Podjazd okazuje się wręcz łatwy, co kwituję mówiąc, że "chyba jesteśmy silniejsi niż dwa lata temu". Na Przełęczy Jaworowej meldujemy się około 19., co pozwala nam żywić, płonną wprawdzie, nadzieję, że Śnieżnik uda się zdobyć jeszcze tego dnia. Bawimy chwilę na przełęczy myjąc się w lodowatej wodzie spływającej ze źródełka. Zjazd jest fajny, ale to za mało, na dole stwierdzam, że chyba się zestarzałem i kiedyś mniej bałem śmierci, bo co to za zjeżdżanie, kiedy używa się hamulca. Sypię za to głowę popiołem. W Lądku robimy zakupy, ale... w całym mieście nie ma sklepu, w którym można by kupić mięso a jest dopiero nieco przed 21. Chcemy dojechać w miarę szybko do Stronia Śląskiego, aby tam znaleźć lepszy sklep, ale na rogatkach Lądka zapominamy o tym najwyraźniej i spędzamy prawie pół godziny jedząc i rozmawiając.

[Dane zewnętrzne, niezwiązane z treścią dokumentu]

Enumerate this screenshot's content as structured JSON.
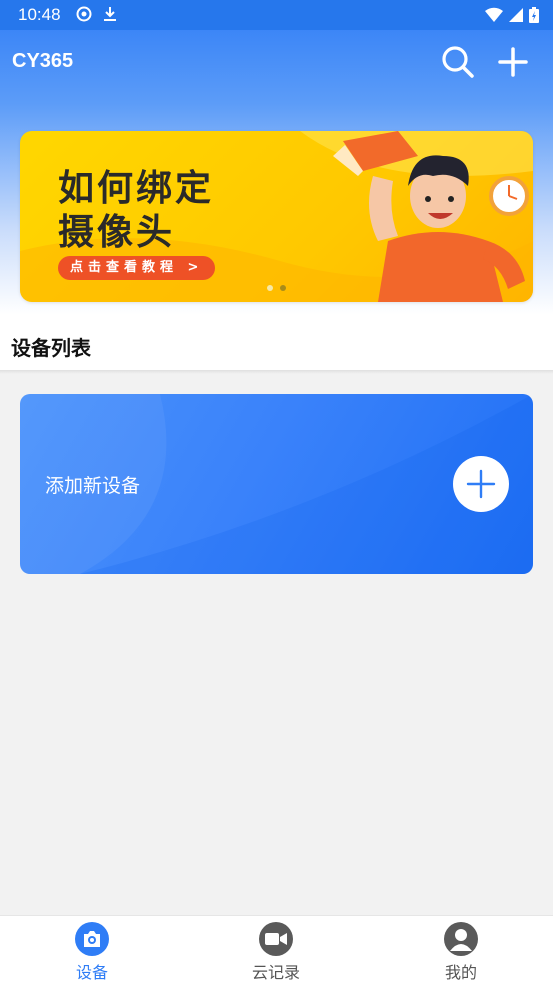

Do Stronia dojeżdżamy późno, mniej więcej wtedy orientuję się, że nowa opona dziwnie się wybrzusza i chcemy zmienić dętkę, aby to zniwelować, ale nigdzie nie ma kompresora. Po kilkunastominutowych, bezowocnych zresztą, poszukiwaniach sklepu widzę tabliczkę wskazującą drogę na stację benzynową, mijam sklep, do którego wchodzę z myślą "a co szkodzi spróbować" i oczywiście znajduje się tam dla nas wymagany zapas kiełbasy. Zapada zmrok, mijamy Starą Morawę i dojeżdżamy do Kletna. Wjeżdżamy do Śnieżnickiego Parku Krajobrazowego i brniemy pod górę w stronę Jaskini Niedźwiedziej. Mijamy kilka hoteli, schronisk, parkingów i robi się coraz ciemniej. Docieramy do, najwyraźniej, wyschłego chwilowo koryta rzeki, gdzie postanawiamy się rozbić na noc. Ustawiamy namiot i idziemy szukać chrustu. Stajemy przed rowem w wybranym losowo miejscu, przecinamy drogę i... znajdujemy wielki stos chrustu! Ręca nam opadają. (Maciek: "stary, czemu ten chrust tutaj jest?"). Rozpalamy ognisko, czekając na Strażników Lasu, którzy wręczą nam Mandat, ale takowi się nie pojawiają. Zjadamy kiełbasy, tosty i układamy do snu na kamieniach wyścielających dno koryta. Wchodzę do namiotu i napotykam dziwny zapach, jakby stęchlizny. Myślę: "cholera, ale mi śmierdzą Myśliwskie Buty, pewnie to uciążliwe, ale nic na to nie poradzę przecież"...


17 lipca 2008

Nadmieniony wcześniej zapach okazuje się czymś nieco innym, gdy Maciek ściąga rano spodnie. Zjedzona przezeń u Bartka zupa weszła najwyraźniej w reakcję z wyrobem czekoladopodobnym i spowodowała puszczanie niesamowicie śmierdzących bąków - coś jak sześciomiesięczna stęchlizna tuż przed rozpoczęciem rozkładu, ale opisać się tego nie da. Co gorsza, zapach ten przesiąkł całkowicie rzeczone spodnie i wszędzie, gdzie idziemy - tam i on. Powstaje maksyma, obelga właściwie - "śmierdzisz spodniami".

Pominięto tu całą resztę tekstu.